The St. Louis Black Bronchos, playing between 1910 and 1913, received better coverage than many of their earlier counterparts. The Black Bronchos traveled and played opponents throughout the Midwest. Under the direction of baseball promoter Conrad Kuebler, the Bronchos played from Tennessee to Oklahoma, drawing enough fans to encourage teams to continue to book them as a good game. One of their opponents was the Nashville Giants, whom they beat, 2-1, in a 13-inning game.
After a 9-9 road trip through Oklahoma in June 1911, the Bronchos headed to Texas that July, where they beat a team in Denison, 8-6, and two days later won, 3-2, in McKinney. A day later, the Bronchos prevailed, 6-3, in Mineral Wells.
Papers often advertised them as the “Only Female Negro Team on the Road.” This made them a novelty or curiosity for the fans — and sometimes for journalists who did not take them seriously. Still, several players stood out for their talent, such as Kitty McFadden, who received praise for her arm, and Nelly Carter, for her ability as a hitter and fielder. First baseman Leanna Wilson was credited with solid play in the field.
Scouring old newspapers reveals many Black women’s teams playing all over the country from the 1890s into the 1960s. There are even mentions of attempts to establish leagues in some areas of the country. In 1913, two girls’ teams in Arizona trained for over two months to play a charity game to raise money to help pay the debt of their African Methodist Episcopal church.
News accounts talk of the Sepia Stars heading to Canada to play the Burtons (a men’s club) in 1955. Acclaimed as the National Negro Women’s Champion in 1954, Babe Davis was credited with leading the club with a .450 average in 69 games. Their success made them a main attraction from the U.S. to Canada.

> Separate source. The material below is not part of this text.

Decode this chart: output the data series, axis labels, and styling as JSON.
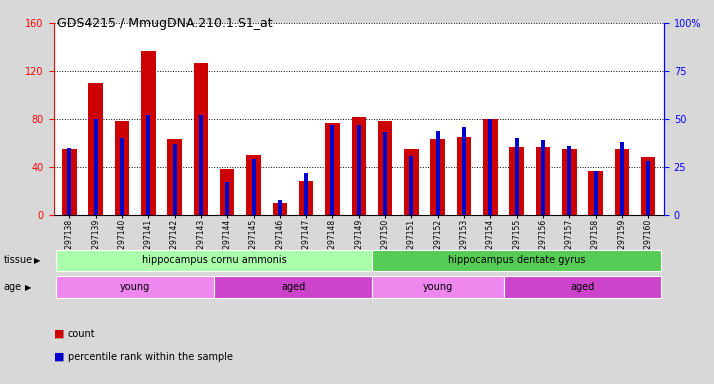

Discovering the stories of Black women who played baseball all over the country is a difficult task. Women’s baseball in general was never covered well, and it was even worse for Black women. Women were not supposed to be involved in sports like baseball since the game was meant for men. Women were only supposed to play softball. Sometimes teams were called baseball teams, but further research can often show the clubs were really playing softball, which complicates the efforts even more.
What we do know is the stories and names presented in this story are just the tip of the iceberg. There is so much more history to uncover to help fill out the story of women in baseball.
Leslie Heaphy is a curatorial consultant for the Hall of Fame’s ongoing Black Baseball Initiative.